To run it, fill in the ARN of your CA and run:

$ python issue_certificate.py < intermediate.csr > intermediate.crt
OpenSSL
openssl ca -config [ROOT_CA_CONFIG_FILE] \
  -extensions v3_intermediate_ca \
  -days 3650 -notext -md sha512 \
  -in intermediate.csr \
  -out intermediate.crt
CFSSL

For CFSSL you'll need a signing profile that specifies a 10-year expiry:

$ cat > ca-smallstep-config.json <<EOF { "signing": { "profiles": { "smallstep": { "expiry": "87660h", "usages": ["signing"] } } } } EOF

Now use that config to sign the intermediate certificate:

$ cfssl sign -ca ca.pem \ -ca-key ca-key.pem \ -config ca-smallstep-config.json \ -profile smallstep -csr intermediate.csr | cfssljson -bare

This process will yield a signed intermediate.crt certificate (or cert.pem for CFSSL). Transfer this file back to the machine running step-ca.

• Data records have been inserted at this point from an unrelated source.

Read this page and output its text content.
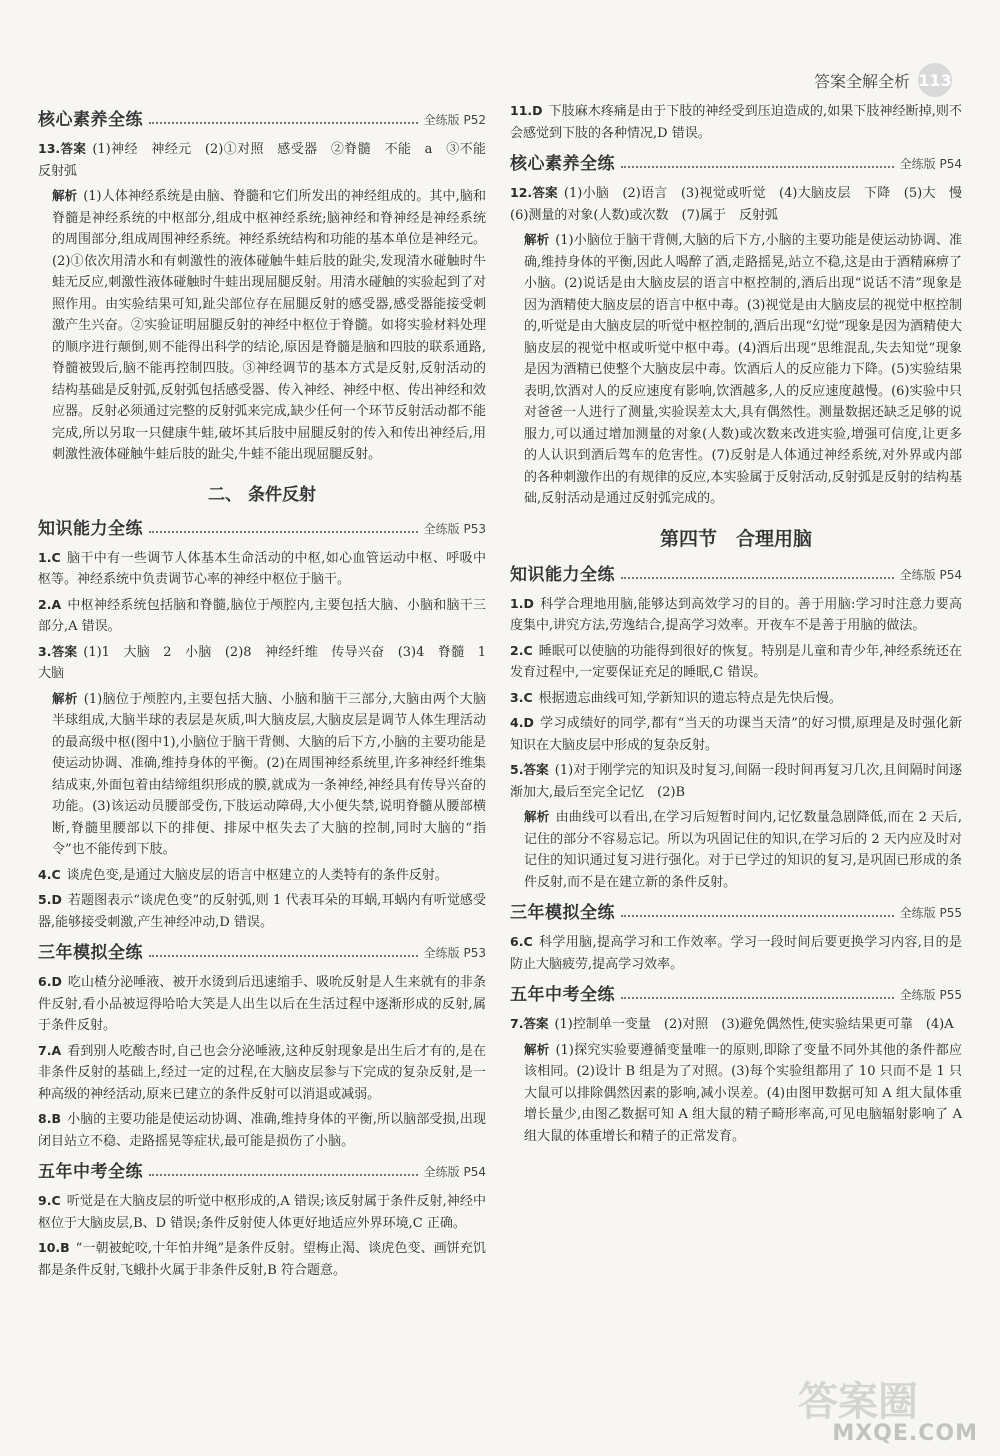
答案全解全析 113
核心素养全练	全练版 P52
13.答案 (1)神经　神经元　(2)①对照　感受器　②脊髓　不能　a　③不能　反射弧
解析 (1)人体神经系统是由脑、脊髓和它们所发出的神经组成的。其中,脑和脊髓是神经系统的中枢部分,组成中枢神经系统;脑神经和脊神经是神经系统的周围部分,组成周围神经系统。神经系统结构和功能的基本单位是神经元。(2)①依次用清水和有刺激性的液体碰触牛蛙后肢的趾尖,发现清水碰触时牛蛙无反应,刺激性液体碰触时牛蛙出现屈腿反射。用清水碰触的实验起到了对照作用。由实验结果可知,趾尖部位存在屈腿反射的感受器,感受器能接受刺激产生兴奋。②实验证明屈腿反射的神经中枢位于脊髓。如将实验材料处理的顺序进行颠倒,则不能得出科学的结论,原因是脊髓是脑和四肢的联系通路,脊髓被毁后,脑不能再控制四肢。③神经调节的基本方式是反射,反射活动的结构基础是反射弧,反射弧包括感受器、传入神经、神经中枢、传出神经和效应器。反射必须通过完整的反射弧来完成,缺少任何一个环节反射活动都不能完成,所以另取一只健康牛蛙,破坏其后肢中屈腿反射的传入和传出神经后,用刺激性液体碰触牛蛙后肢的趾尖,牛蛙不能出现屈腿反射。
二、 条件反射
知识能力全练	全练版 P53
1.C 脑干中有一些调节人体基本生命活动的中枢,如心血管运动中枢、呼吸中枢等。神经系统中负责调节心率的神经中枢位于脑干。
2.A 中枢神经系统包括脑和脊髓,脑位于颅腔内,主要包括大脑、小脑和脑干三部分,A 错误。
3.答案 (1)1　大脑　2　小脑　(2)8　神经纤维　传导兴奋　(3)4　脊髓　1　大脑
解析 (1)脑位于颅腔内,主要包括大脑、小脑和脑干三部分,大脑由两个大脑半球组成,大脑半球的表层是灰质,叫大脑皮层,大脑皮层是调节人体生理活动的最高级中枢(图中1),小脑位于脑干背侧、大脑的后下方,小脑的主要功能是使运动协调、准确,维持身体的平衡。(2)在周围神经系统里,许多神经纤维集结成束,外面包着由结缔组织形成的膜,就成为一条神经,神经具有传导兴奋的功能。(3)该运动员腰部受伤,下肢运动障碍,大小便失禁,说明脊髓从腰部横断,脊髓里腰部以下的排便、排尿中枢失去了大脑的控制,同时大脑的“指令”也不能传到下肢。
4.C 谈虎色变,是通过大脑皮层的语言中枢建立的人类特有的条件反射。
5.D 若题图表示“谈虎色变”的反射弧,则 1 代表耳朵的耳蜗,耳蜗内有听觉感受器,能够接受刺激,产生神经冲动,D 错误。
三年模拟全练	全练版 P53
6.D 吃山楂分泌唾液、被开水烫到后迅速缩手、吸吮反射是人生来就有的非条件反射,看小品被逗得哈哈大笑是人出生以后在生活过程中逐渐形成的反射,属于条件反射。
7.A 看到别人吃酸杏时,自己也会分泌唾液,这种反射现象是出生后才有的,是在非条件反射的基础上,经过一定的过程,在大脑皮层参与下完成的复杂反射,是一种高级的神经活动,原来已建立的条件反射可以消退或减弱。
8.B 小脑的主要功能是使运动协调、准确,维持身体的平衡,所以脑部受损,出现闭目站立不稳、走路摇晃等症状,最可能是损伤了小脑。
五年中考全练	全练版 P54
9.C 听觉是在大脑皮层的听觉中枢形成的,A 错误;该反射属于条件反射,神经中枢位于大脑皮层,B、D 错误;条件反射使人体更好地适应外界环境,C 正确。
10.B “一朝被蛇咬,十年怕井绳”是条件反射。望梅止渴、谈虎色变、画饼充饥都是条件反射,飞蛾扑火属于非条件反射,B 符合题意。
11.D 下肢麻木疼痛是由于下肢的神经受到压迫造成的,如果下肢神经断掉,则不会感觉到下肢的各种情况,D 错误。
核心素养全练	全练版 P54
12.答案 (1)小脑　(2)语言　(3)视觉或听觉　(4)大脑皮层　下降　(5)大　慢　(6)测量的对象(人数)或次数　(7)属于　反射弧
解析 (1)小脑位于脑干背侧,大脑的后下方,小脑的主要功能是使运动协调、准确,维持身体的平衡,因此人喝醉了酒,走路摇晃,站立不稳,这是由于酒精麻痹了小脑。(2)说话是由大脑皮层的语言中枢控制的,酒后出现“说话不清”现象是因为酒精使大脑皮层的语言中枢中毒。(3)视觉是由大脑皮层的视觉中枢控制的,听觉是由大脑皮层的听觉中枢控制的,酒后出现“幻觉”现象是因为酒精使大脑皮层的视觉中枢或听觉中枢中毒。(4)酒后出现“思维混乱,失去知觉”现象是因为酒精已使整个大脑皮层中毒。饮酒后人的反应能力下降。(5)实验结果表明,饮酒对人的反应速度有影响,饮酒越多,人的反应速度越慢。(6)实验中只对爸爸一人进行了测量,实验误差太大,具有偶然性。测量数据还缺乏足够的说服力,可以通过增加测量的对象(人数)或次数来改进实验,增强可信度,让更多的人认识到酒后驾车的危害性。(7)反射是人体通过神经系统,对外界或内部的各种刺激作出的有规律的反应,本实验属于反射活动,反射弧是反射的结构基础,反射活动是通过反射弧完成的。
第四节　合理用脑
知识能力全练	全练版 P54
1.D 科学合理地用脑,能够达到高效学习的目的。善于用脑:学习时注意力要高度集中,讲究方法,劳逸结合,提高学习效率。开夜车不是善于用脑的做法。
2.C 睡眠可以使脑的功能得到很好的恢复。特别是儿童和青少年,神经系统还在发育过程中,一定要保证充足的睡眠,C 错误。
3.C 根据遗忘曲线可知,学新知识的遗忘特点是先快后慢。
4.D 学习成绩好的同学,都有“当天的功课当天清”的好习惯,原理是及时强化新知识在大脑皮层中形成的复杂反射。
5.答案 (1)对于刚学完的知识及时复习,间隔一段时间再复习几次,且间隔时间逐渐加大,最后至完全记忆　(2)B
解析 由曲线可以看出,在学习后短暂时间内,记忆数量急剧降低,而在 2 天后,记住的部分不容易忘记。所以为巩固记住的知识,在学习后的 2 天内应及时对记住的知识通过复习进行强化。对于已学过的知识的复习,是巩固已形成的条件反射,而不是在建立新的条件反射。
三年模拟全练	全练版 P55
6.C 科学用脑,提高学习和工作效率。学习一段时间后要更换学习内容,目的是防止大脑疲劳,提高学习效率。
五年中考全练	全练版 P55
7.答案 (1)控制单一变量　(2)对照　(3)避免偶然性,使实验结果更可靠　(4)A
解析 (1)探究实验要遵循变量唯一的原则,即除了变量不同外其他的条件都应该相同。(2)设计 B 组是为了对照。(3)每个实验组都用了 10 只而不是 1 只大鼠可以排除偶然因素的影响,减小误差。(4)由图甲数据可知 A 组大鼠体重增长量少,由图乙数据可知 A 组大鼠的精子畸形率高,可见电脑辐射影响了 A 组大鼠的体重增长和精子的正常发育。
答案圈
MXQE.COM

4. Replace the intermediate.crt and signing key

Finally, replace the intermediate .crt and signing key produced by step ca init with the new ones we just created:

$ mv intermediate.crt ~/.step/certs/intermediate_ca.crt $ mv intermediate_ca_key ~/.step/secrets/intermediate_ca_key

That's it! You should now be able to start step-ca and generate X.509 certificates that can be validated and authenticated by any software that trusts your root certificate.